The GDPR doesn't use an expectation-of-privacy standard. Personal data is not just an explicit disclosure of your name and address, it's anything that can be used to identify you. Writing style and the sum total of comments indicating your experiences and the cities and organizations you've been attached to certainly fit that standard.
Well, Mirimir can just request that his posts be deleted.
However, I do see an issue: quotes by other users. That's one of the leaks that took down DPR. He deleted his old posts about Silk Road. But another user had quoted part of a post, which didn't get deleted.
GDPR puts the burden on the company to comply if it processes any in-scope personal data, regardless of whether it's possible for the data subjects themselves to minimize that data.

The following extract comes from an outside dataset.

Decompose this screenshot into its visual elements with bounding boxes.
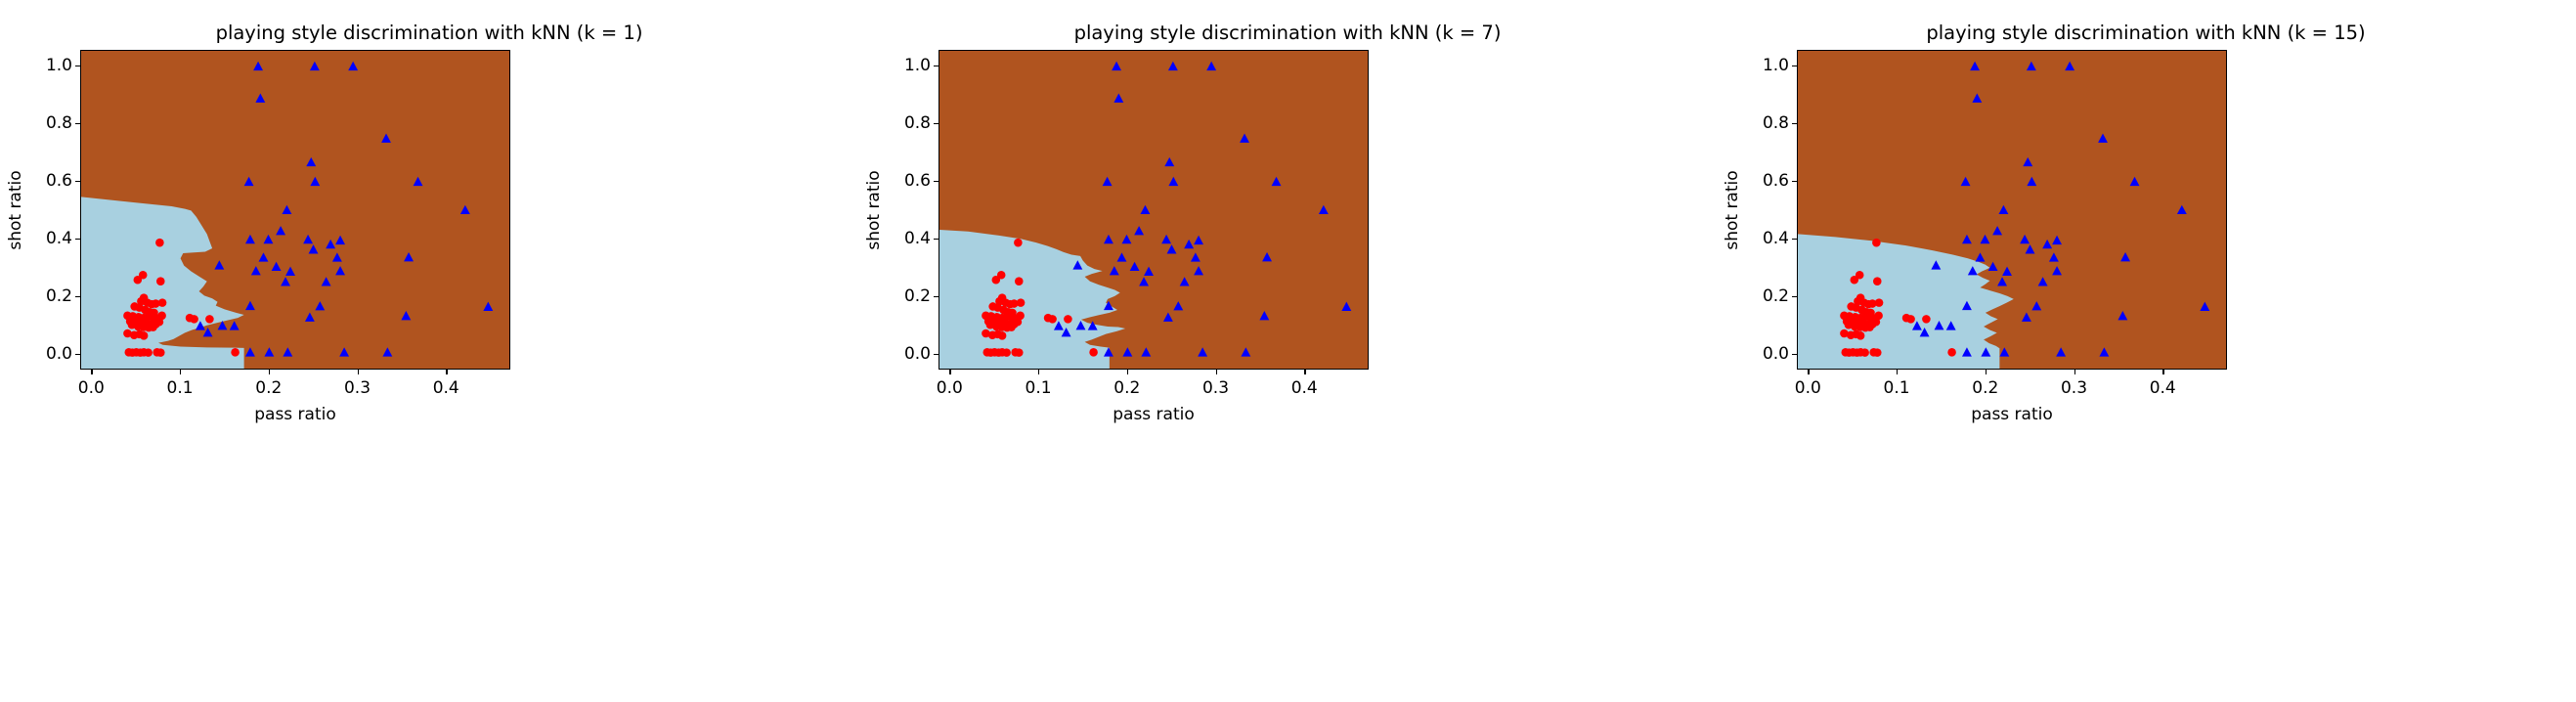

I'm a lawyer but not your lawyer and I have no idea about specific YC or HN details, so take this with a grain of salt, but I think the best argument for why HN is exempt or at very low risk for enforcement is that it does not hold itself out into the EU market for business and is not otherwise subject to EU law(as far as I know, and I have no special knowledge). Users may be from the EU, but HN has no particular nexus to EU law that I'm aware of.
This is important because Article 2 of GDPR ("Material scope") expressly says "This Regulation does not apply to the processing of personal data ... in the course of an activity which falls outside the scope of Union law"
HN does not require you to disclose personal information, such as who you are.